A reunião desta quinta-feira da Concertação Social terminou sem acordo entre Governo, patrões e trabalhadores sobre a reforma laboral. O encontro visa discutir alterações à lei laboral e ocorreu durante a sessão de diálogo tripartido.
A ministra do Trabalho, Rosário Palma Ramalho, disse que restam apenas dois ou três temas a resolver, com a esperança de encerrar a fase negocial nos próximos dias. Ao longo de quase nove meses já se tinham consensualizado mais de 80 normas.

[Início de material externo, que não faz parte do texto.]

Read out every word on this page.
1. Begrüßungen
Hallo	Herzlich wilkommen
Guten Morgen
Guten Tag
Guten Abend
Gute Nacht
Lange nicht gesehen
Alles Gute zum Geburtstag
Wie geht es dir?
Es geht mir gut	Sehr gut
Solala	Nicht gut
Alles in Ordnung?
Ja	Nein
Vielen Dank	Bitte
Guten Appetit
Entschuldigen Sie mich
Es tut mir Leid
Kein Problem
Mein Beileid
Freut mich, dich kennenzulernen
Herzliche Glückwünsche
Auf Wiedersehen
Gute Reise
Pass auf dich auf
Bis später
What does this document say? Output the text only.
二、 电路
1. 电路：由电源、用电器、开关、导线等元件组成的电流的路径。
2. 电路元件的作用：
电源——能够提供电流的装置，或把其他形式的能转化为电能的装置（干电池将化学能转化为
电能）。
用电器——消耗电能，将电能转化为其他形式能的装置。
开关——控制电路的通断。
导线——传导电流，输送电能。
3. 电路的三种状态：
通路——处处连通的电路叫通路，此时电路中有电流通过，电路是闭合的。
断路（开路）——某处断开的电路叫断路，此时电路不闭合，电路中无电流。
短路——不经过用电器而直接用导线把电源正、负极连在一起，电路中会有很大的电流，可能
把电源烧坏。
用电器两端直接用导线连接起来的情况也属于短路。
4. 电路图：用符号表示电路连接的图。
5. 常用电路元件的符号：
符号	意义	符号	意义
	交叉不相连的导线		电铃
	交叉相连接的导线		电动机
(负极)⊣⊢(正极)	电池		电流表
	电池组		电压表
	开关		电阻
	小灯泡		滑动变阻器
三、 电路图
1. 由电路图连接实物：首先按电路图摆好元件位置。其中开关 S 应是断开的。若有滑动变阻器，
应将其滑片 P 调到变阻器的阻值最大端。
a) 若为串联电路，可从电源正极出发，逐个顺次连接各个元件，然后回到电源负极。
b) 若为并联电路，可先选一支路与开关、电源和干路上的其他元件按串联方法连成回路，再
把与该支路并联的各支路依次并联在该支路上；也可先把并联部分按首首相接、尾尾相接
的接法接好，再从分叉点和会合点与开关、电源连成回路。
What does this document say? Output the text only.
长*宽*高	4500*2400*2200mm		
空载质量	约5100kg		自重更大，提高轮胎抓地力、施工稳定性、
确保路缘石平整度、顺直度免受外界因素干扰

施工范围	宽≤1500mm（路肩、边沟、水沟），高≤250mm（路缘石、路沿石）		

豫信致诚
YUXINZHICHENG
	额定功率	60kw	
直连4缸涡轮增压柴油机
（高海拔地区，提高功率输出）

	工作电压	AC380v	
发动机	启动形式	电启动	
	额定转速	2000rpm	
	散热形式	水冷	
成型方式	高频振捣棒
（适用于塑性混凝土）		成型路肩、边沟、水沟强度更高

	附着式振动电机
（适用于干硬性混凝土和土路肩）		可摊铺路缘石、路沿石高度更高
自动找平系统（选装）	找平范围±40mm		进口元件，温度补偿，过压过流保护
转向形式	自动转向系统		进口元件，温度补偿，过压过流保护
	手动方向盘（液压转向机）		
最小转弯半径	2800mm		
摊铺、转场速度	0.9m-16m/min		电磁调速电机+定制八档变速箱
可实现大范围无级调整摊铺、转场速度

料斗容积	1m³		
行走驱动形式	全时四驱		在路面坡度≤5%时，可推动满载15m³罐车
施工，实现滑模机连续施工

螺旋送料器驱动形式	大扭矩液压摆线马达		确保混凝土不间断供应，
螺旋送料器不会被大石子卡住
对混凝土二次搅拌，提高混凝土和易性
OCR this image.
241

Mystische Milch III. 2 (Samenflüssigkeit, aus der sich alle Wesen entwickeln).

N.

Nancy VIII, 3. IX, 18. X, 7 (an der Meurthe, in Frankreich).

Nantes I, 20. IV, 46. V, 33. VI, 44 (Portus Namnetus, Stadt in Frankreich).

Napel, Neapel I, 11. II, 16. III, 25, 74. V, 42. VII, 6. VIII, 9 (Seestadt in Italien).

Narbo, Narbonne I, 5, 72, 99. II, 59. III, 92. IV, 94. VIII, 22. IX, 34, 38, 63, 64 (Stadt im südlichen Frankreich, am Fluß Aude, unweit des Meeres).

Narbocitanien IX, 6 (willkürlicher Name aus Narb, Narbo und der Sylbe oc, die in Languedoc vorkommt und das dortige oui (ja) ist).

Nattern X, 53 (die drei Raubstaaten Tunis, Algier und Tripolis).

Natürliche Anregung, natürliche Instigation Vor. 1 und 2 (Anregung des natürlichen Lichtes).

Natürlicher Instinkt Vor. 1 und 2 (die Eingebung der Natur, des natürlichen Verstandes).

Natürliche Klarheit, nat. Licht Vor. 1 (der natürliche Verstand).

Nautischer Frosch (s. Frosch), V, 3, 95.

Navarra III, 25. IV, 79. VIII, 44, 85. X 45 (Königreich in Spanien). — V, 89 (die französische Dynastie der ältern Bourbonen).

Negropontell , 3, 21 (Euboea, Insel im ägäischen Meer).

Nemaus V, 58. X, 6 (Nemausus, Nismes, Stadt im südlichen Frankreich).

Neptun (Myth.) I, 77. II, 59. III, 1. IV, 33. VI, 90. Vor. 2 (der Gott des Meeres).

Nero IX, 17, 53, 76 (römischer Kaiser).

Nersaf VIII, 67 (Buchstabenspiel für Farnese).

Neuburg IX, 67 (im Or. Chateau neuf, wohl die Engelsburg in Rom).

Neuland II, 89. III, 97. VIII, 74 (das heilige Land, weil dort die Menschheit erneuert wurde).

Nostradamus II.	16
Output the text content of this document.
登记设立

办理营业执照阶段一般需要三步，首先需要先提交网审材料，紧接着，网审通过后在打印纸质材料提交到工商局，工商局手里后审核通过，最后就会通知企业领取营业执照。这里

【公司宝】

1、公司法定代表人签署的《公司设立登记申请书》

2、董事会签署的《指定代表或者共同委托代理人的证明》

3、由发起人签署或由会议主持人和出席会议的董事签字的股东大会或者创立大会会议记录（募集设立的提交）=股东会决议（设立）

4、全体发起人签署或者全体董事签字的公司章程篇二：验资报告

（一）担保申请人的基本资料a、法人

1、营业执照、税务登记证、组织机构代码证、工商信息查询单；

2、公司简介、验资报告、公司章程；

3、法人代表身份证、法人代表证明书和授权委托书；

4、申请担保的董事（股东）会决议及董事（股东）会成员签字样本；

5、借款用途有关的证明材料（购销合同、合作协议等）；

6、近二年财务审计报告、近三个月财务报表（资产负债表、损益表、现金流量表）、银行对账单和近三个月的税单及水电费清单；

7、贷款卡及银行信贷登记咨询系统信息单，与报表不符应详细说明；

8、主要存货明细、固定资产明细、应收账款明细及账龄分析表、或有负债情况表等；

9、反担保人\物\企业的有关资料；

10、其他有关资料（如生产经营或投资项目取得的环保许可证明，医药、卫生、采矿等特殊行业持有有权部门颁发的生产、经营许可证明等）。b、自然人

Quanto aos números finais, a governança aponta para uma década de trabalho conjunto, mas a UGT sustenta que há várias matérias ainda em aberto e que a distância ao acordo permanece significativa. O objetivo é entregar a proposta ao Parlamento brevemente.
Ponto de vista da UGT
À saída, o secretário-geral da UGT, Mário Mourão, frisou que ainda não há acordo e que só depois de ver o documento é que se pode avaliar o que ficou acordado. Entre os temas em aberto estão a jornada contínua, contratos a termo, outsourcing e banco de horas.
Mourão afirmou que está disponível para negociação, desde que haja diálogo concreto. A UGT vai analisar a nova proposta recebida do Governo, sem agendamento de reunião do Secretariado Nacional no curto prazo.